Imaging Informatics Lab, 2500 University Drive NW, Calgary, AB T2N 1N4, Canada.
Comput Methods Programs Biomed. 2013 Aug;111(2):480-7. doi: 10.1016/j.cmpb.2013.04.011. Epub 2013 May 18.
Precision and accuracy are sometimes sacrificed to ensure that medical image processing is rapid. To address this, our lab had developed a novel level set segmentation algorithm that is 16× faster and >96% accurate on realistic brain phantoms.
This study reports speed, precision and estimated accuracy of our algorithm when measuring MRIs of meningioma brain tumors and compares it to manual tracing and modified MacDonald (MM) ellipsoid criteria. A repeated-measures study allowed us to determine measurement precisions (MPs) - clinically relevant thresholds for statistically significant change.
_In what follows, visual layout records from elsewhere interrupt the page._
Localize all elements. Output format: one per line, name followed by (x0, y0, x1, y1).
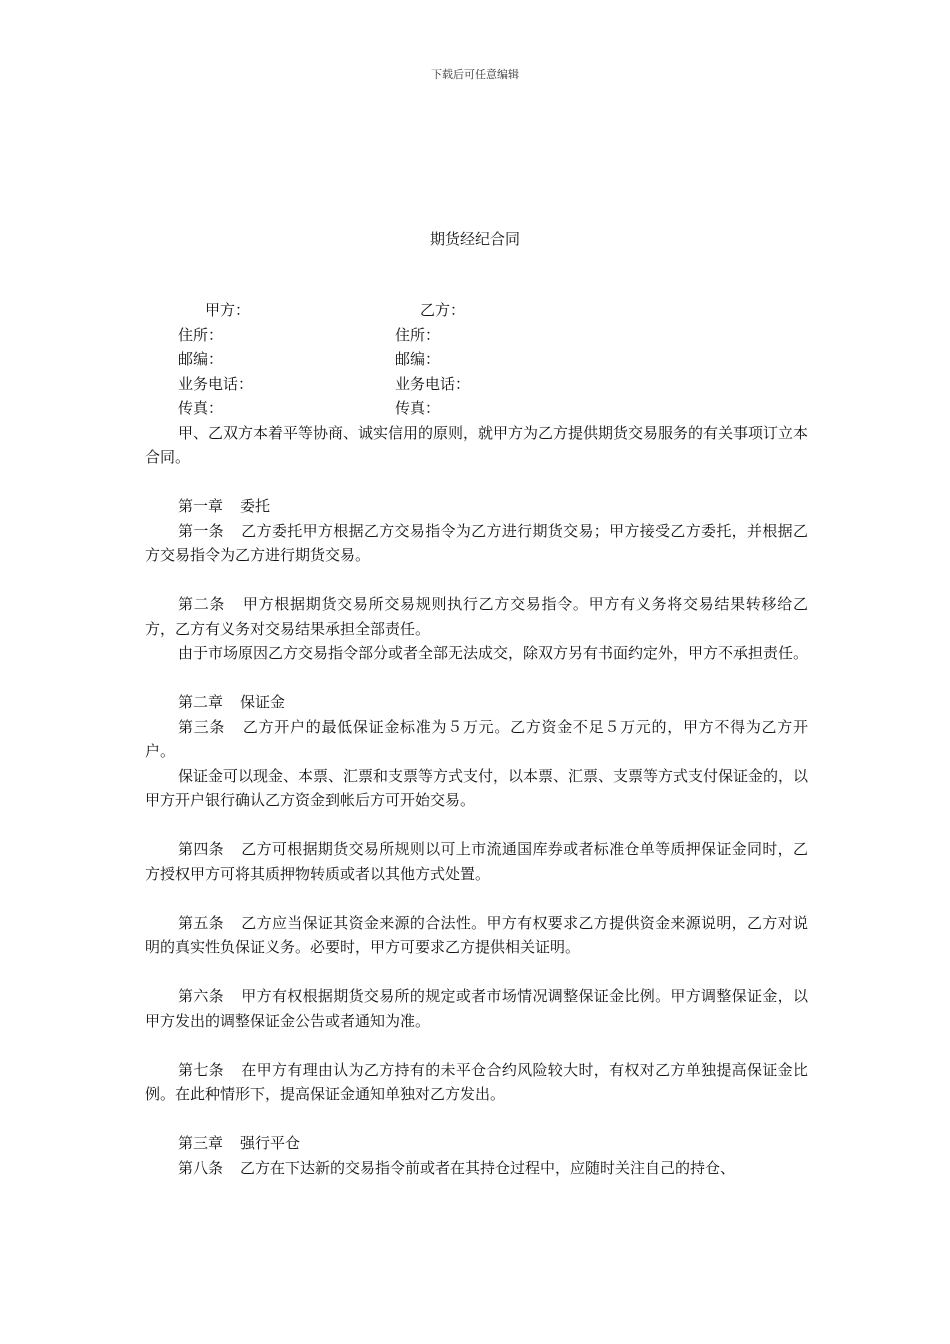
article-5-text: 乙方应当保证其资金来源的合法性。甲方有权要求乙方提供资金来源说明，乙方对说明的真实性负保证义务。必要时，甲方可要求乙方提供相关证明。 (145, 913, 808, 956)
party-b-address-label: 住所： (395, 325, 441, 344)
chapter-3-name: 强行平仓 (240, 1134, 301, 1152)
article-2-number: 第二条 (178, 595, 226, 613)
article-1-text: 乙方委托甲方根据乙方交易指令为乙方进行期货交易；甲方接受乙方委托，并根据乙方交易指令为乙方进行期货交易。 (145, 521, 808, 564)
party-b-postcode-label: 邮编： (395, 350, 441, 368)
article-5 (145, 911, 808, 960)
article-4-number: 第四条 (178, 840, 224, 858)
party-row-address (145, 323, 808, 348)
party-a-address-label: 住所： (178, 325, 224, 344)
article-6-text: 甲方有权根据期货交易所的规定或者市场情况调整保证金比例。甲方调整保证金，以甲方发出的调整保证金公告或者通知为准。 (145, 987, 808, 1030)
article-3-number: 第三条 (178, 717, 226, 736)
party-a-name-label: 甲方： (205, 301, 251, 319)
party-row-phone (145, 372, 808, 397)
article-3-text: 乙方开户的最低保证金标准为５万元。乙方资金不足５万元的，甲方不得为乙方开户。 (145, 717, 808, 760)
article-6 (145, 984, 808, 1033)
article-4 (145, 837, 808, 886)
article-2-paragraph-2: 由于市场原因乙方交易指令部分或者全部无法成交，除双方另有书面约定外，甲方不承担责任。 (178, 644, 809, 662)
article-8 (145, 1156, 808, 1181)
party-b-name-label: 乙方： (420, 301, 466, 319)
article-3-paragraph-2: 保证金可以现金、本票、汇票和支票等方式支付，以本票、汇票、支票等方式支付保证金的，以甲方开户银行确认乙方资金到帐后方可开始交易。 (145, 766, 809, 809)
article-7-text: 在甲方有理由认为乙方持有的未平仓合约风险较大时，有权对乙方单独提高保证金比例。在此种情形下，提高保证金通知单独对乙方发出。 (145, 1060, 808, 1103)
article-8-number: 第八条 (178, 1158, 224, 1177)
article-2-text: 甲方根据期货交易所交易规则执行乙方交易指令。甲方有义务将交易结果转移给乙方，乙方有义务对交易结果承担全部责任。 (145, 595, 808, 638)
document-title: 期货经纪合同 (429, 230, 520, 248)
party-a-phone-label: 业务电话： (178, 374, 254, 393)
article-7-number: 第七条 (178, 1060, 224, 1079)
header-note: 下载后可任意编辑 (431, 68, 519, 81)
chapter-1-number: 第一章 (178, 497, 224, 515)
article-1-number: 第一条 (178, 521, 224, 540)
chapter-2-name: 保证金 (240, 693, 286, 711)
article-3 (145, 715, 808, 764)
article-7 (145, 1058, 808, 1107)
article-1 (145, 519, 808, 568)
chapter-3-heading (145, 1131, 808, 1156)
contract-body (145, 298, 808, 1180)
party-row-postcode (145, 347, 808, 372)
chapter-3-number: 第三章 (178, 1134, 224, 1152)
party-a-postcode-label: 邮编： (178, 350, 224, 368)
chapter-2-heading (145, 690, 808, 715)
chapter-1-heading (145, 494, 808, 519)
party-b-fax-label: 传真： (395, 399, 441, 417)
article-2 (145, 592, 808, 641)
party-row-fax (145, 396, 808, 421)
article-6-number: 第六条 (178, 987, 224, 1005)
party-row-name (145, 298, 808, 323)
preamble: 甲、乙双方本着平等协商、诚实信用的原则，就甲方为乙方提供期货交易服务的有关事项订立本合同。 (145, 423, 809, 466)
article-5-number: 第五条 (178, 913, 224, 932)
article-4-text: 乙方可根据期货交易所规则以可上市流通国库券或者标准仓单等质押保证金同时，乙方授权甲方可将其质押物转质或者以其他方式处置。 (145, 840, 808, 883)
party-a-fax-label: 传真： (178, 399, 224, 417)
party-b-phone-label: 业务电话： (395, 374, 471, 393)
chapter-2-number: 第二章 (178, 693, 224, 711)
chapter-1-name: 委托 (240, 497, 271, 515)
article-8-text: 乙方在下达新的交易指令前或者在其持仓过程中，应随时关注自己的持仓、 (240, 1158, 736, 1177)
Speed: the level set, MM, and trace methods required 1:20, 1:35, and 9:35 (mm:ss) respectively on average to complete a volume measurement (p<0.05). Accuracy: the level set was not statistically different to the estimated true lesion volumes (p>0.05). Precision: the MM's within-operator and between-operator MPs were significantly higher (worse) than the other methods (p<0.05). The observed difference in MP between the level set and trace methods did not reach statistical significance (p>0.05).
Our level set is faster on average than MM, yet has accuracy and precision comparable to manual tracing.
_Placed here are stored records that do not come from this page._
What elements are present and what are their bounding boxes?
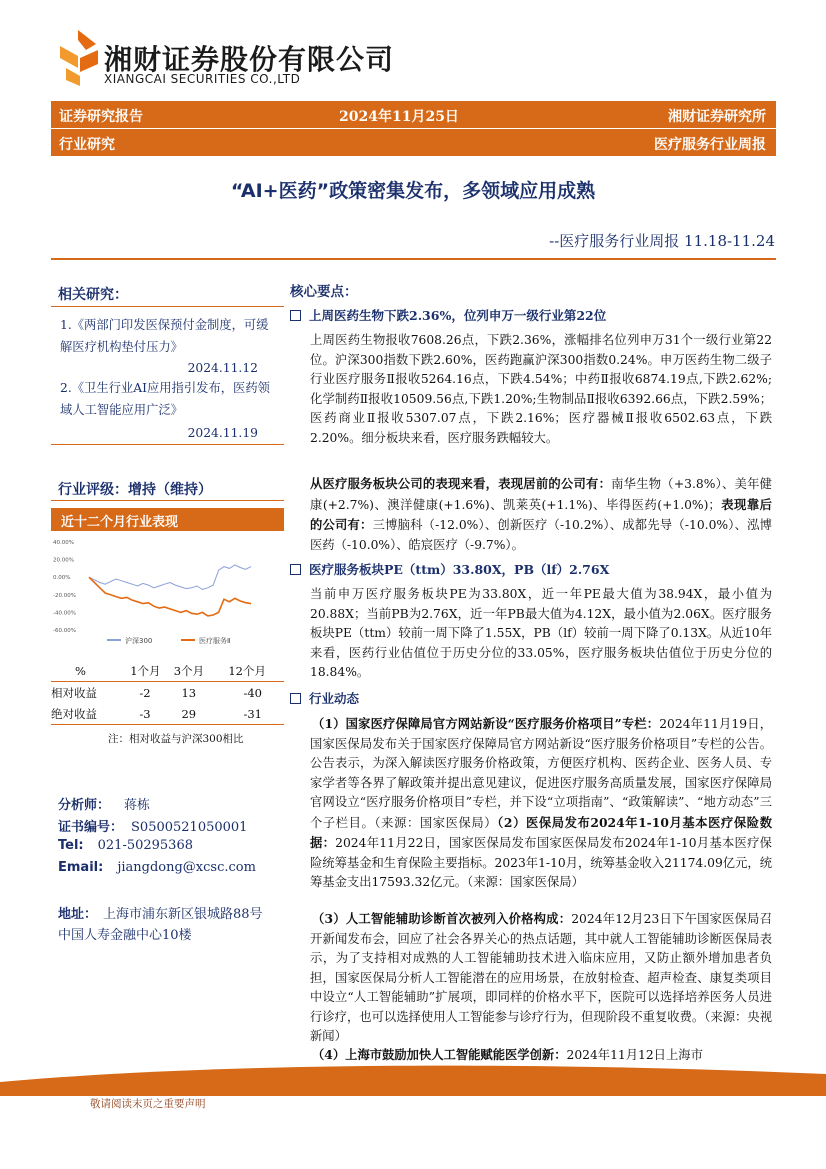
y-tick-label: -20.00%: [53, 592, 76, 599]
core-heading: 核心要点：: [290, 284, 358, 300]
table-header: 12个月: [228, 663, 266, 678]
company-name-cn: 湘财证券股份有限公司: [104, 43, 395, 76]
performance-table: [51, 660, 284, 725]
table-header: 1个月: [130, 663, 161, 678]
report-series: 医疗服务行业周报: [654, 137, 766, 153]
report-type: 证券研究报告: [59, 109, 143, 125]
y-tick-label: -40.00%: [53, 610, 76, 617]
section-2-paragraph: 当前申万医疗服务板块PE为33.80X，近一年PE最大值为38.94X，最小值为20.88X；当前PB为2.76X，近一年PB最大值为4.12X，最小值为2.06X。医疗服务板块PE（ttm）较前一周下降了1.55X，PB（lf）较前一周下降了0.13X。从近10年来看，医药行业估值位于历史分位的33.05%，医疗服务板块估值位于历史分位的18.84%。: [310, 587, 772, 679]
related-item-2[interactable]: 2.《卫生行业AI应用指引发布，医药领域人工智能应用广泛》: [60, 381, 270, 417]
cell-value: 13: [181, 685, 197, 700]
related-item-1[interactable]: 1.《两部门印发医保预付金制度，可缓解医疗机构垫付压力》: [60, 318, 269, 354]
perf-heading: 近十二个月行业表现: [61, 515, 179, 530]
cell-value: -3: [139, 706, 151, 721]
section-3-paragraph: （1）国家医疗保障局官方网站新设“医疗服务价格项目”专栏：2024年11月19日，国家医保局发布关于国家医疗保障局官方网站新设“医疗服务价格项目”专栏的公告。公告表示，为深入解读医疗服务价格政策，方便医疗机构、医药企业、医务人员、专家学者等各界了解政策并提出意见建议，促进医疗服务高质量发展，国家医疗保障局官网设立“医疗服务价格项目”专栏，并下设“立项指南”、“政策解读”、“地方动态”三个子栏目。（来源：国家医保局）（2）医保局发布2024年1-10月基本医疗保险数据：2024年11月22日，国家医保局发布国家医保局发布2024年1-10月基本医疗保险统筹基金和生育保险主要指标。2023年1-10月，统筹基金收入21174.09亿元，统筹基金支出17593.32亿元。（来源：国家医保局）: [310, 716, 772, 889]
industry-rating: 行业评级：增持（维持）: [58, 482, 212, 498]
header-band-top: [51, 101, 776, 128]
section-2-heading: 医疗服务板块PE（ttm）33.80X，PB（lf）2.76X: [290, 560, 609, 578]
analyst-line: [58, 794, 150, 813]
row-label: 相对收益: [51, 685, 97, 700]
row-label: 绝对收益: [51, 706, 97, 721]
section-3-paragraph-3: （3）人工智能辅助诊断首次被列入价格构成：2024年12月23日下午国家医保局召开新闻发布会，回应了社会各界关心的热点话题，其中就人工智能辅助诊断医保局表示，为了支持相对成熟的人工智能辅助技术进入临床应用，又防止额外增加患者负担，国家医保局分析人工智能潜在的应用场景，在放射检查、超声检查、康复类项目中设立“人工智能辅助”扩展项，即同样的价格水平下，医院可以选择培养医务人员进行诊疗，也可以选择使用人工智能参与诊疗行为，但现阶段不重复收费。（来源：央视新闻）: [310, 911, 772, 1043]
company-logo-icon: [56, 30, 100, 86]
table-row: [51, 682, 284, 704]
y-tick-label: -60.00%: [53, 628, 76, 634]
sidebar-divider: [51, 444, 284, 445]
footer-disclaimer: 敬请阅读末页之重要声明: [90, 1098, 206, 1110]
page-title: “AI+医药”政策密集发布，多领域应用成熟: [230, 180, 596, 202]
report-category: 行业研究: [59, 137, 115, 153]
related-item-2-date: 2024.11.19: [187, 426, 258, 440]
cell-value: -2: [139, 685, 151, 700]
email-address[interactable]: jiangdong@xcsc.com: [117, 860, 256, 875]
footer-wave: [0, 1056, 826, 1096]
analyst-name: 蒋栋: [124, 798, 151, 813]
cell-value: -31: [243, 706, 262, 721]
section-1-companies: 从医疗服务板块公司的表现来看，表现居前的公司有：南华生物（+3.8%）、美年健康(+2.7%)、澳洋健康(+1.6%)、凯莱英(+1.1%)、毕得医药(+1.0%)；表现靠后的公司有：三博脑科（-12.0%）、创新医疗（-10.2%）、成都先导（-10.0%）、泓博医药（-10.0%）、皓宸医疗（-9.7%）。: [310, 476, 772, 552]
cert-label: 证书编号：: [58, 820, 124, 835]
legend-label: 医疗服务Ⅱ: [199, 637, 231, 645]
table-note: 注：相对收益与沪深300相比: [108, 733, 244, 745]
cert-number: S0500521050001: [131, 820, 248, 835]
page-subtitle: --医疗服务行业周报 11.18-11.24: [549, 232, 775, 250]
report-date: 2024年11月25日: [339, 109, 459, 125]
tel-label: Tel:: [58, 838, 84, 853]
tel-number: 021-50295368: [97, 838, 193, 853]
company-name-en: XIANGCAI SECURITIES CO.,LTD: [104, 72, 301, 86]
related-item-1-date: 2024.11.12: [187, 361, 258, 375]
table-header: 3个月: [173, 663, 205, 678]
section-1-paragraph: 上周医药生物报收7608.26点，下跌2.36%，涨幅排名位列申万31个一级行业第22位。沪深300指数下跌2.60%，医药跑赢沪深300指数0.24%。申万医药生物二级子行业医疗服务Ⅱ报收5264.16点，下跌4.54%；中药Ⅱ报收6874.19点,下跌2.62%;化学制药Ⅱ报收10509.56点,下跌1.20%;生物制品Ⅱ报收6392.66点，下跌2.59%；医药商业Ⅱ报收5307.07点，下跌2.16%；医疗器械Ⅱ报收6502.63点，下跌2.20%。细分板块来看，医疗服务跌幅较大。: [310, 333, 772, 445]
section-1-heading: 上周医药生物下跌2.36%，位列申万一级行业第22位: [290, 306, 606, 324]
sidebar-divider: [51, 306, 284, 307]
series-line: [89, 565, 251, 590]
email-line: [58, 860, 256, 875]
cert-line: [58, 816, 247, 835]
performance-chart: [51, 534, 284, 654]
address-block: [58, 904, 263, 946]
table-row: [51, 703, 284, 725]
address-line-2: 中国人寿金融中心10楼: [58, 928, 192, 943]
title-divider: [51, 258, 776, 260]
legend-label: 沪深300: [125, 637, 153, 645]
section-3-paragraph-4: （4）上海市鼓励加快人工智能赋能医学创新：2024年11月12日上海市: [312, 1047, 703, 1062]
cell-value: -40: [243, 685, 262, 700]
checkbox-icon: [290, 693, 301, 704]
section-3-heading: 行业动态: [290, 689, 359, 707]
address-label: 地址：: [58, 907, 98, 922]
y-tick-label: 0.00%: [53, 575, 71, 582]
address-line-1: 上海市浦东新区银城路88号: [103, 907, 263, 922]
analyst-label: 分析师：: [58, 798, 111, 813]
tel-line: [58, 838, 193, 853]
header-band-bottom: [51, 129, 776, 156]
sidebar-divider: [51, 500, 284, 501]
table-header: %: [75, 663, 86, 678]
related-research-heading: 相关研究：: [58, 287, 128, 303]
perf-heading-bar: [51, 508, 284, 531]
y-tick-label: 40.00%: [53, 540, 74, 546]
checkbox-icon: [290, 564, 301, 575]
cell-value: 29: [181, 706, 197, 721]
checkbox-icon: [290, 310, 301, 321]
email-label: Email:: [58, 860, 104, 875]
institute-name: 湘财证券研究所: [668, 109, 766, 125]
y-tick-label: 20.00%: [53, 557, 74, 564]
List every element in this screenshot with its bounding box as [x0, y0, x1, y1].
为了确保医学图像处理的速度,有时会牺牲精度和准确性。为了解决这个问题,我们实验室开发了一种新的水平集分割算法,该算法在真实的脑模型上的速度提高了 16 倍,准确性超过 96%。
本研究报告了我们的算法在测量脑膜瘤脑肿瘤 MRI 时的速度、精度和估计准确性,并将其与手动跟踪和改良 MacDonald(MM)椭圆体标准进行了比较。重复测量研究允许我们确定测量精度(MP)——统计学上显著变化的临床相关阈值。
速度:水平集、MM 和跟踪方法平均分别需要 1:20、1:35 和 9:35(mm:ss)来完成体积测量(p<0.05)。准确性:水平集与估计的真实病变体积无统计学差异(p>0.05)。精度:MM 的操作者内和操作者间 MP 明显高于其他方法(p<0.05)。水平集和跟踪方法之间观察到的 MP 差异没有达到统计学意义(p>0.05)。
我们的水平集平均速度比 MM 快,但准确性和精度与手动跟踪相当。